Nevertheless, it's essential to understand a facility's policies for handling medical emergencies and the way it distributes and tracks medication. Often, elderly residents forget (or simply refuse) to take it. "A lot of families end up finding pills jammed under cushions or in the cracks of the floor," says Karen Knutson, a geriatric-care manager in Charlotte, N.C. At Barclay, for example, residents have the option of self-medicating, in which case the staff will regularly count the pills to make sure the drugs are being taken. If there's a discrepancy, the family is contacted and the staff begins distributing medication to the resident. "And if a resident has a doctor's appointment, we don't let them walk out the door without a slip of paper showing all their medications," Williams says.

Above all: Visit, visit and revisit the facility.

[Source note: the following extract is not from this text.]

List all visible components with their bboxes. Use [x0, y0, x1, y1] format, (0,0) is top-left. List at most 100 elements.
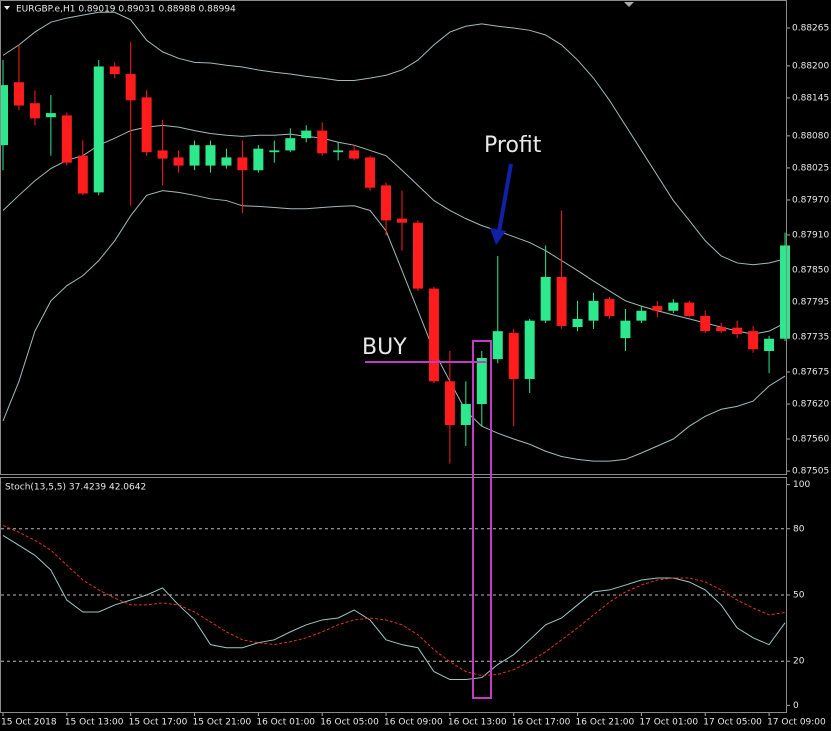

Arrange to spend at least one night before making your final decision. Make sure at least one of your visits — preferably the first — is unannounced. Just walk in and act like you know what you're doing — don't look lost. Then sit down and chat with residents. Keep an eye out for how the staff interacts with someone who may be a bit hard to handle. Look around. Are the wastebaskets in the rooms overflowing with trash? If you walk in at 9:30 in the morning, do all the residents appear to be up and dressed? Does the staff know the residents' names?

Mealtime is especially good for evaluating a facility. Taste the food. Is the color boiled out of even the beets? And is the staff making sure that residents show up for meals? A common problem among the elderly is simply not eating.

The Fine Print
So, you're satisfied you've found the right home, and it's time to sign on the dotted line, right? Stop. Show the contract to a lawyer, preferably one who has experience in elder law. If you don't know one, the National Academy of Elder Law Attorneys' Web site has its own question-and-answer section on finding a good attorney.

As too many assisted-living residents are finding out, a close read of the contract is critical. "You should have a clear list of what services you're getting and what services they will provide for an extra cost," says Jan Meyers, Colorado's long-term-care ombudsman. "If it's something like they say they'll bathe the resident, they should say how often."

Finally, understanding the precise circumstances under which a resident will be discharged from the facility — and finding out what your recourse is for fighting such a move — is of critical importance. Barclay's policy, for example, is to discharge residents who are incontinent to the point that they need round-the-clock assistance, as well as those who pose a threat to other residents. However, those who are discharged get first priority for admission in Barclay's 99-bed skilled-nursing center next door.

Given the possibility that your loved one will be forced out of a facility, you should have a backup plan in place from day one. It often makes sense, for instance, to find an assisted-living community that's attached to a skilled-nursing home. At a good facility, however, a resident's brief illness should not be grounds to send them packing. Recently, Ellen Lyon came down with a case of pneumonia. The staff at Barclay Friends brought the bedridden woman her meals on a tray, first checking to see what she wanted to eat. Says a now-recovered Lyon: "They've been great!" And that's the way it ought to be.